Helping machines understand visual content with AI
In today’s data-driven world, businesses strive to make informed decisions. However, a significant blind spot persists: the inability to fully leverage insights hidden within their vast visual data – images, audio, and video. This is where Coactive, an innovative company founded by MIT alumni Cody Coleman and William Gaviria Rojas, is making a profound difference.
Coactive has developed an artificial intelligence-powered platform designed to instantly search, organize, and analyze unstructured visual content. This groundbreaking capability empowers businesses to derive new insights and make faster, more effective decisions, moving beyond the limitations of traditional structured data analysis.
“In the first big data revolution, businesses got better at getting value out of their structured data,” explains Cody Coleman, CEO of Coactive. “But now, approximately 80 to 90 percent of the data in the world is unstructured. In the next chapter of big data, companies will have to process data like images, video, and audio at scale, and AI is a key piece of unlocking that capability.”
The company is already collaborating with major media and retail entities, helping them interpret their visual content without the arduous task of manual sorting and tagging. This not only accelerates content delivery to users but also aids in removing explicit material and understanding how specific content influences user behavior.
The founders envision Coactive as a prime example of AI’s potential to enhance human efficiency and tackle previously unsolvable problems. “The word coactive means to work together concurrently, and that’s our grand vision: helping humans and machines work together,” Coleman asserts. “We believe that vision is more important now than ever because AI can either pull us apart or bring us together. We want Coactive to be an agent that pulls us together and gives human beings a new set of superpowers.”
Coleman and Gaviria Rojas’ journey began during their time at MIT, where they both majored in electrical engineering and computer science. Their collaborative spirit was evident early on, even working together to bring MIT OpenCourseWare content to Mexican universities. Coleman’s early exposure to AI came through his graduate research at MIT Open Learning, where he applied machine learning to analyze how humans learn on MITx, giving him his first deep dive into applying AI to video content.
After MIT, Coleman pursued his PhD at Stanford, focusing on democratizing AI usage. His work with companies like Pinterest and Meta solidified his vision for an “AI operating system” for multimodal content. Simultaneously, Gaviria Rojas, working as a data scientist at eBay, recognized the impending explosion of multimodal data. A chance encounter during a couch move sparked the idea for Coactive, born from their shared realization that a critical technology was missing to unlock this data at scale.

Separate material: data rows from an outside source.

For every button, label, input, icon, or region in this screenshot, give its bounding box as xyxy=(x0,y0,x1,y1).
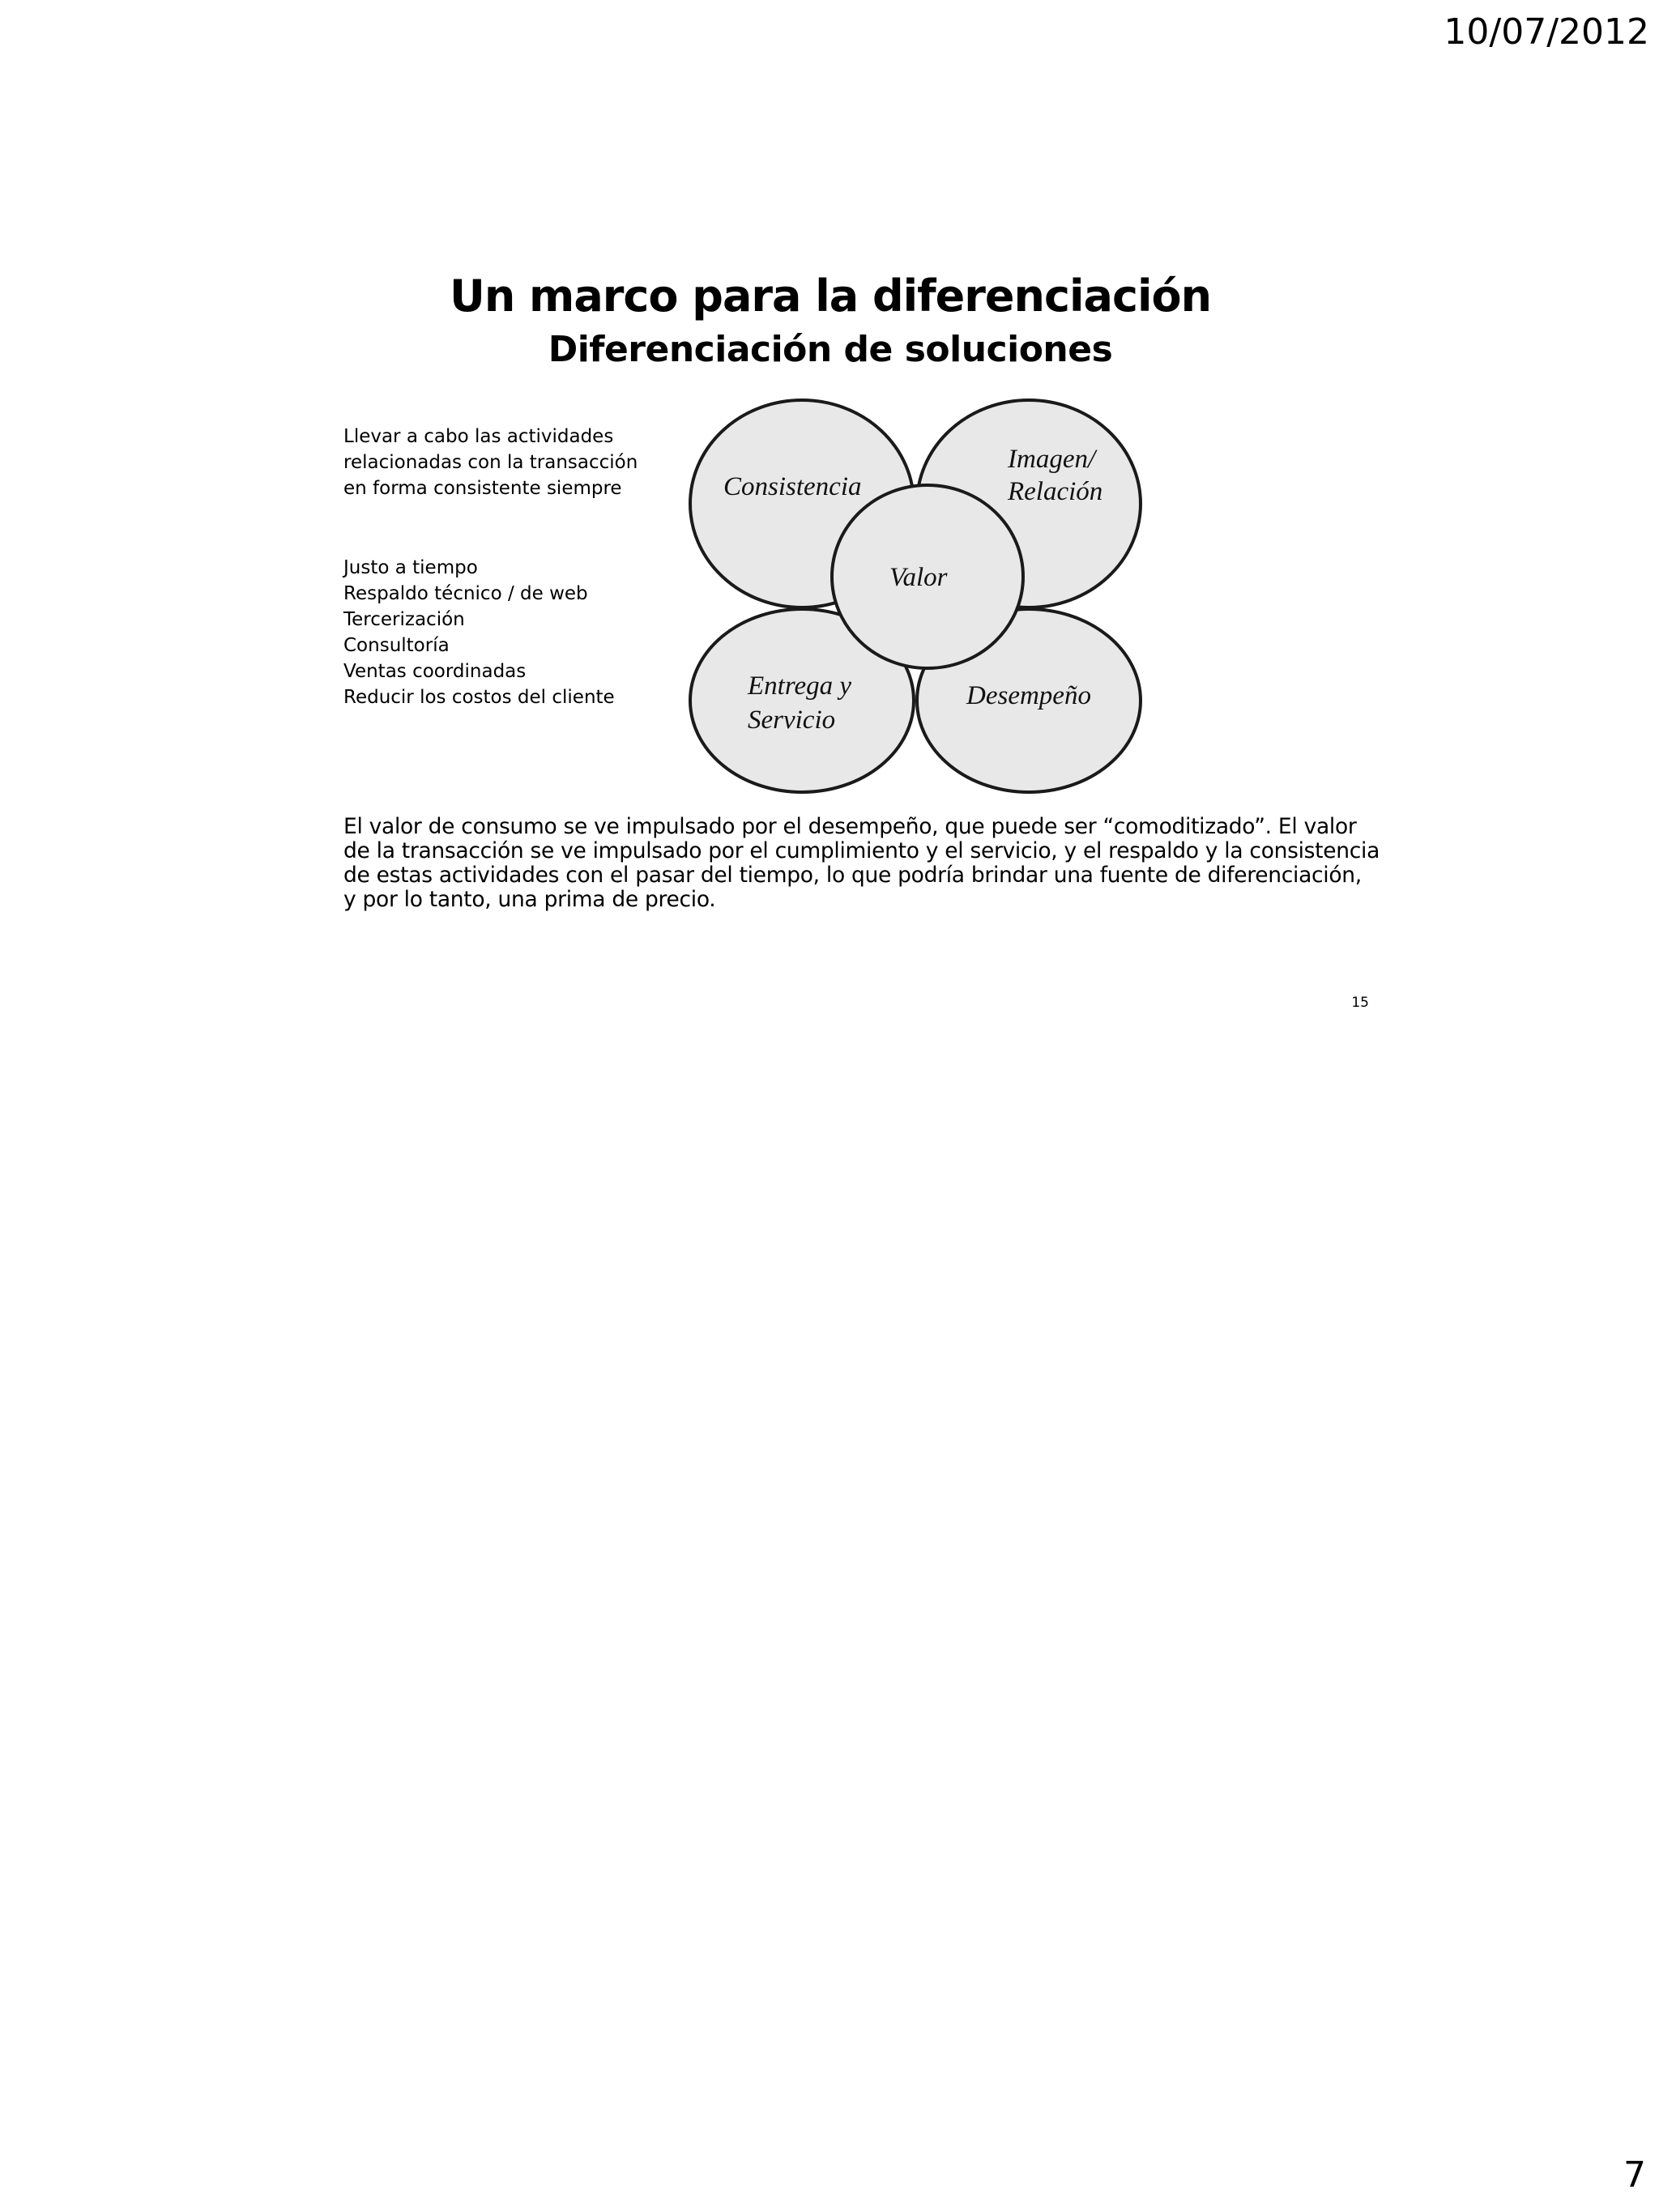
label-servicio: Servicio xyxy=(748,705,836,735)
list-item: Consultoría xyxy=(343,635,450,656)
label-consistencia: Consistencia xyxy=(723,472,862,501)
slide-subtitle: Diferenciación de soluciones xyxy=(548,329,1113,370)
text-line: en forma consistente siempre xyxy=(343,478,622,499)
transaction-activities-text xyxy=(343,424,638,501)
service-list xyxy=(343,555,615,710)
slide-title: Un marco para la diferenciación xyxy=(449,271,1212,322)
slide-number: 15 xyxy=(1351,995,1369,1011)
label-relacion: Relación xyxy=(1008,477,1103,506)
summary-line: de estas actividades con el pasar del tiempo, lo que podría brindar una fuente de diferenciación, xyxy=(343,863,1362,888)
label-desempeno: Desempeño xyxy=(966,681,1091,710)
differentiation-diagram xyxy=(689,397,1158,802)
list-item: Tercerización xyxy=(343,609,465,630)
list-item: Respaldo técnico / de web xyxy=(343,583,588,604)
page-date: 10/07/2012 xyxy=(1444,11,1649,53)
label-imagen: Imagen/ xyxy=(1008,445,1096,474)
slide xyxy=(340,267,1380,1037)
text-line: Llevar a cabo las actividades xyxy=(343,426,614,447)
summary-line: El valor de consumo se ve impulsado por el desempeño, que puede ser “comoditizado”. El valor xyxy=(343,814,1357,839)
list-item: Ventas coordinadas xyxy=(343,661,527,682)
list-item: Reducir los costos del cliente xyxy=(343,687,615,708)
label-entrega: Entrega y xyxy=(748,671,851,701)
summary-paragraph xyxy=(343,814,1380,912)
summary-line: de la transacción se ve impulsado por el cumplimiento y el servicio, y el respaldo y la consistencia xyxy=(343,838,1380,863)
label-valor: Valor xyxy=(889,563,948,592)
summary-line: y por lo tanto, una prima de precio. xyxy=(343,887,716,912)
page-number: 7 xyxy=(1623,2154,1646,2196)
list-item: Justo a tiempo xyxy=(343,557,478,578)
text-line: relacionadas con la transacción xyxy=(343,452,638,473)
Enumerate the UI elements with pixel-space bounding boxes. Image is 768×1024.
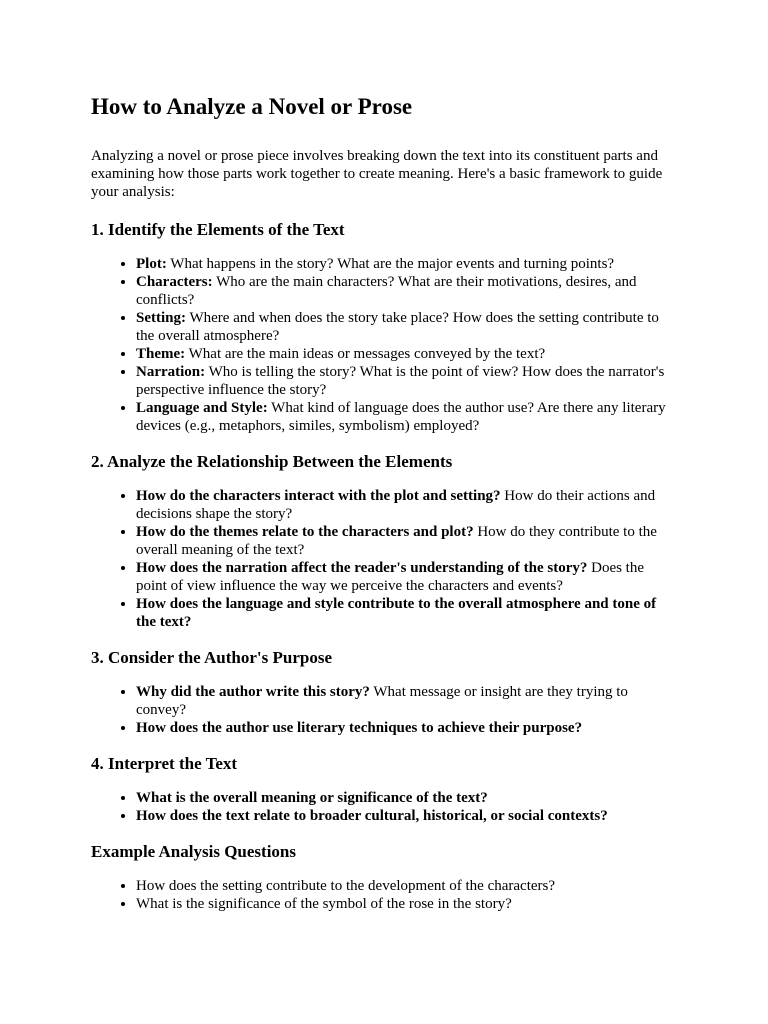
bullet-list bbox=[91, 683, 678, 737]
section-example-questions bbox=[91, 841, 678, 913]
section-heading: 2. Analyze the Relationship Between the Elements bbox=[91, 452, 453, 471]
section-identify-elements bbox=[91, 219, 678, 435]
list-item bbox=[136, 877, 678, 895]
bullet-list bbox=[91, 255, 678, 435]
section-heading: 1. Identify the Elements of the Text bbox=[91, 220, 345, 239]
item-text: Does the point of view influence the way we perceive the characters and events? bbox=[136, 560, 645, 594]
section-analyze-relationships bbox=[91, 451, 678, 631]
list-item bbox=[136, 255, 678, 273]
item-term: Setting: bbox=[136, 310, 186, 326]
item-text: What message or insight are they trying to convey? bbox=[136, 684, 628, 718]
list-item bbox=[136, 595, 678, 631]
item-text: What are the main ideas or messages conveyed by the text? bbox=[185, 346, 546, 362]
item-term: Language and Style: bbox=[136, 400, 268, 416]
item-question: How does the text relate to broader cultural, historical, or social contexts? bbox=[136, 808, 608, 824]
list-item bbox=[136, 807, 678, 825]
section-heading: Example Analysis Questions bbox=[91, 842, 296, 861]
list-item bbox=[136, 683, 678, 719]
list-item bbox=[136, 559, 678, 595]
item-text: How do they contribute to the overall meaning of the text? bbox=[136, 524, 657, 558]
item-text: Where and when does the story take place? How does the setting contribute to the overall atmosphere? bbox=[136, 310, 659, 344]
bullet-list bbox=[91, 789, 678, 825]
item-question: Why did the author write this story? bbox=[136, 684, 370, 700]
item-term: Theme: bbox=[136, 346, 186, 362]
item-term: Characters: bbox=[136, 274, 213, 290]
item-question: How does the narration affect the reader's understanding of the story? bbox=[136, 560, 588, 576]
list-item bbox=[136, 309, 678, 345]
list-item bbox=[136, 363, 678, 399]
bullet-list bbox=[91, 877, 678, 913]
item-question: How do the themes relate to the characters and plot? bbox=[136, 524, 474, 540]
section-interpret-text bbox=[91, 753, 678, 825]
item-term: Plot: bbox=[136, 256, 167, 272]
list-item bbox=[136, 523, 678, 559]
bullet-list bbox=[91, 487, 678, 631]
item-text: Who are the main characters? What are their motivations, desires, and conflicts? bbox=[136, 274, 637, 308]
list-item bbox=[136, 345, 678, 363]
section-authors-purpose bbox=[91, 647, 678, 737]
list-item bbox=[136, 273, 678, 309]
item-question: How do the characters interact with the plot and setting? bbox=[136, 488, 501, 504]
item-text: What kind of language does the author use? Are there any literary devices (e.g., metaphors, similes, symbolism) employed? bbox=[136, 400, 666, 434]
list-item bbox=[136, 895, 678, 913]
section-heading: 3. Consider the Author's Purpose bbox=[91, 648, 333, 667]
item-term: Narration: bbox=[136, 364, 206, 380]
item-text: How do their actions and decisions shape the story? bbox=[136, 488, 656, 522]
item-text: Who is telling the story? What is the point of view? How does the narrator's perspective influence the story? bbox=[136, 364, 665, 398]
item-text: What is the significance of the symbol of the rose in the story? bbox=[136, 896, 512, 912]
page-title: How to Analyze a Novel or Prose bbox=[91, 94, 413, 119]
item-question: How does the author use literary techniques to achieve their purpose? bbox=[136, 720, 583, 736]
item-text: How does the setting contribute to the development of the characters? bbox=[136, 878, 556, 894]
item-question: How does the language and style contribute to the overall atmosphere and tone of the text? bbox=[136, 596, 657, 630]
section-heading: 4. Interpret the Text bbox=[91, 754, 238, 773]
list-item bbox=[136, 399, 678, 435]
item-text: What happens in the story? What are the major events and turning points? bbox=[166, 256, 615, 272]
list-item bbox=[136, 487, 678, 523]
intro-paragraph: Analyzing a novel or prose piece involves breaking down the text into its constituent parts and examining how those parts work together to create meaning. Here's a basic framework to guide your analysis: bbox=[91, 148, 663, 200]
item-question: What is the overall meaning or significance of the text? bbox=[136, 790, 488, 806]
list-item bbox=[136, 789, 678, 807]
list-item bbox=[136, 719, 678, 737]
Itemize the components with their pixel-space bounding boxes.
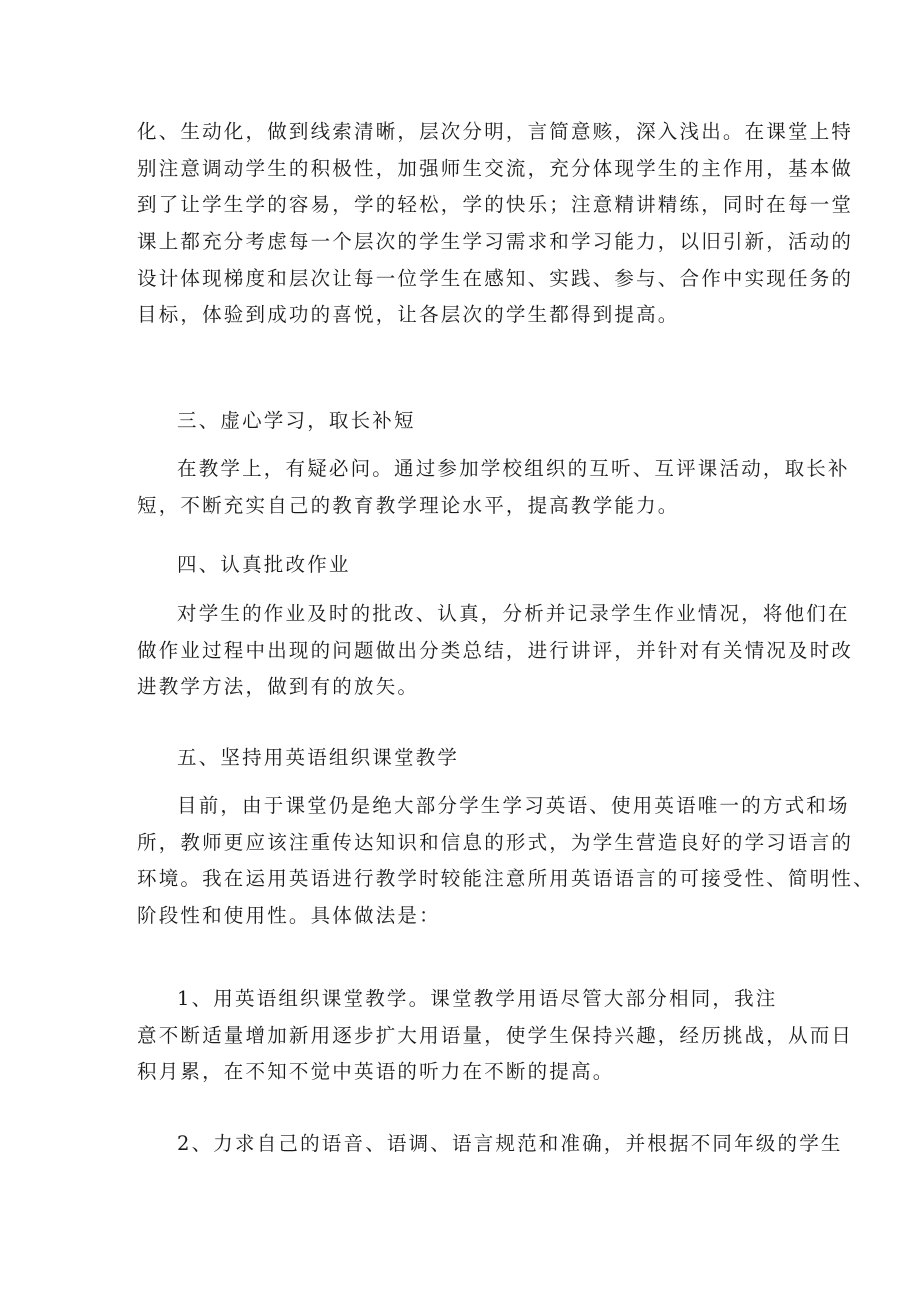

Coactive’s platform is designed to be model agnostic, allowing the company to integrate and adapt new AI models as they evolve. It includes prebuilt applications that enable business customers to effortlessly search, generate metadata, and conduct analytics to extract valuable insights from their visual content. “Before AI, computers would see the world through bytes, whereas humans would see the world through vision,” Coleman says. “Now with AI, machines can finally see the world like we do, and that’s going to cause the digital and physical worlds to blur.”
The impact of Coactive’s technology is already evident. Reuters, a global news agency, previously relied on manual tagging for its vast image database, a process that was slow and expensive. With Coactive’s “Enable AI Search,” journalists can now instantly retrieve relevant content based on AI’s understanding of image and video details, significantly improving the quality and speed of news reporting.
Another prominent client, Fandom, one of the world’s largest platforms for entertainment information, leverages Coactive to moderate its online communities. By codifying their community guidelines, Fandom can now review new content for excessive gore and sexualized material in an average of 500 milliseconds, a drastic improvement from the previous 24 to 48 hours.
These real-world applications underscore Coactive’s core mission: redefining human-computer interaction. “Throughout the history of human-computer interaction, we’ve had to bend over a keyboard and mouse to input information in a way that machines could understand,” Coleman reflects. “Now, for the first time, we can just speak naturally, we can share images and video with AI, and it can understand that content. That’s a fundamental change in the way we think about human-computer interactions. The core vision of Coactive is because of that change, we need a new operating system and a new way of working with content and AI.”